2. Nom de domaine et prestataire Internet

Le litige concerne le nom de domaine <naf-naf.fr> enregistré 7 février 2007.

Le prestataire Internet est la société EuroDNS S.A., Leudelange, Luxembourg.

3. Rappel de la procédure

Une demande déposée par le Requérant auprès du Centre d’arbitrage et de médiation de l’Organisation Mondiale de la Propriété Intellectuelle (ci-après désigné le “Centre”) a été reçue le 14 juillet 2007, par courrier électronique et le 18 juillet 2007, par courrier postal.

Le 18 juillet 2007, le Centre a adressé à l’Association Française pour le Nommage Internet en Coopération (ci-après l’Afnic”) une demande aux fins de vérification des éléments du litige et de gel des opérations.

Le 19 juillet 2007, l’Afnic a confirmé l’ensemble des données du litige.

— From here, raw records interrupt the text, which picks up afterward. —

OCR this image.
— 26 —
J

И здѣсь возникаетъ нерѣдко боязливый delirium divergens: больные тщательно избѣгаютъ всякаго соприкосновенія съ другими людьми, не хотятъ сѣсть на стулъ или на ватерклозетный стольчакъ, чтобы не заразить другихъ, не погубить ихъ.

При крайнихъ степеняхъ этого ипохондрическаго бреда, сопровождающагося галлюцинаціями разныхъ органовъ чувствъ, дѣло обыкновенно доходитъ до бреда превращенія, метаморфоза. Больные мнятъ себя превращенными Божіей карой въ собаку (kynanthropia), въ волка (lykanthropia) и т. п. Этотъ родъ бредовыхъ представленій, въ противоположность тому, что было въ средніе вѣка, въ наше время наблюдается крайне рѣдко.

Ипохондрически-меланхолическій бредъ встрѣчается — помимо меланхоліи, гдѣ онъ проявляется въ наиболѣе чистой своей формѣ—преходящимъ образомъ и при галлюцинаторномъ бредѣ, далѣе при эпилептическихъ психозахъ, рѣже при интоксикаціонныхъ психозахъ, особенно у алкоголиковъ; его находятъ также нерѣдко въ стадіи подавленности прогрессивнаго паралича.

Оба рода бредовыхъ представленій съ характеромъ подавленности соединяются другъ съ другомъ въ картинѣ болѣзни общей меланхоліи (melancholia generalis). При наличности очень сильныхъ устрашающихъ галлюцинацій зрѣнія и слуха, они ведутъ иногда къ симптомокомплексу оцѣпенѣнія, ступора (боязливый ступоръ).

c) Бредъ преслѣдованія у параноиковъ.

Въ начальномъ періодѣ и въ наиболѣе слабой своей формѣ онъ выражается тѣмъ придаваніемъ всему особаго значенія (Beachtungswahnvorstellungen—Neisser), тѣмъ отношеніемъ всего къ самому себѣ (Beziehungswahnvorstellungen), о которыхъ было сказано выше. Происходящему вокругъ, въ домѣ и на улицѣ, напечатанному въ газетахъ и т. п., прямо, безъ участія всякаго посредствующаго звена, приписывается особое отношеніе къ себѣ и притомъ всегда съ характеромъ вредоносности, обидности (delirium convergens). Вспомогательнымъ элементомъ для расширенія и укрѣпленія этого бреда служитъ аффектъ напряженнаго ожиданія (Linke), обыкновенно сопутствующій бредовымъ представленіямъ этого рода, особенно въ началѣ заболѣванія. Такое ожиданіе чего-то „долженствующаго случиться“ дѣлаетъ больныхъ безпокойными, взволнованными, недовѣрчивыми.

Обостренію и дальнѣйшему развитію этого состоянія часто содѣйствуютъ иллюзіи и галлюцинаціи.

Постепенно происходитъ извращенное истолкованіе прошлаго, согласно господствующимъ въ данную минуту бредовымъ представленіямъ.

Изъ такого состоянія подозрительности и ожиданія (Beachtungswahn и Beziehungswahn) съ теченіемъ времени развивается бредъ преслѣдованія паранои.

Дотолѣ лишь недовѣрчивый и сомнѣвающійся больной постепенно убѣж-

Le Centre a vérifié que la demande répond bien au Règlement sur la procédure alternative de résolution des litiges du “.fr” et du “.re” par décision technique (ci-après le ”Règlement”) en vigueur depuis le 11 mai 2004, et applicable à l’ensemble des noms de domaine du “.fr” et du “.re” conformément à la Charte de nommage de l’Afnic (ci-après la “Charte”).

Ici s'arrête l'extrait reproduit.